John came through last night—he not only made dinner but cleaned up afterwards. I slept pretty well but was still groggy in the morning. And my eye still hurt when I blinked--the medicine didn't seem to be helping at all. I called around until I found an ophthalmologist who could see me, but he didn’t see anything wrong. He didn’t deny what I was reporting entirely—he said it was probably the beginning of a stye. But it still felt like another experience of my pain not being seen and believed. I haven’t had a stye in 20 years or more, but it makes sense as something that might be a result of stress (particularly as I don’t ever wear makeup, which is the other thing that can cause styes).

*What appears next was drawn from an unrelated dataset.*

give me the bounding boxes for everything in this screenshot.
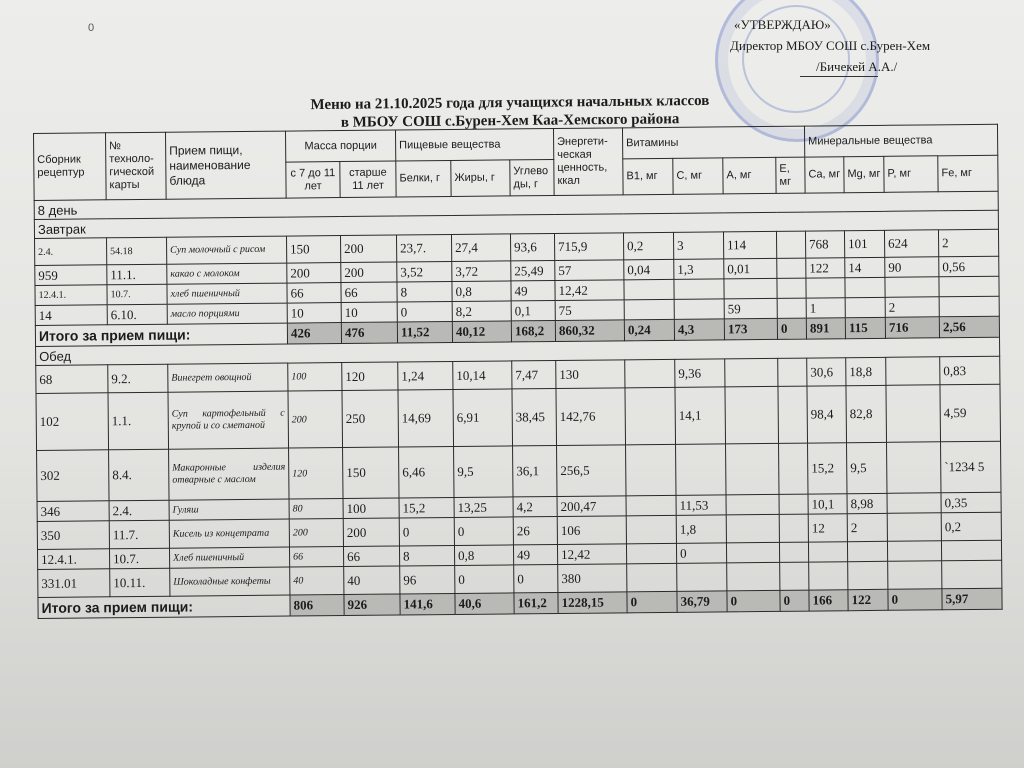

John got focused today on flies. The house has a screened porch that connects the two parts of the house, and there were a number of flies inside trying to get out. First John wanted to leave the kitchen door shut on a lovely sunny morning so no flies would get into the house. Then he broke a large bottle of homemade olive oil and balsamic vinegar salad dressing trying to kill a fly. Then he drove into town solely for the purpose of buying a flyswatter. Punding here we come. But I don't think it is the result of too much levidopa, as such behavior was growing worse before John started medication.
I wish he would think about what we might do to enjoy the day instead. I suggested to our daughter that she would have to motivate us if she wanted to go to the beach. She and her brother took a walk on the beach alone (I was just back from the doctor and helping my mother with a car). I would have been happy to go out on the boat if someone else had gotten us moving. But with the kids taking a vacation from their ADD medication I can’t really expect them to do it.
We have friends coming tomorrow for one night. It happens to be my birthday, though I am trying to ignore it. My mother said I am too young to want to ignore my birthday. I’ve never been unhappy about getting older, but right now I don’t want to think about my birthday because I feel like my future has been taken away from me.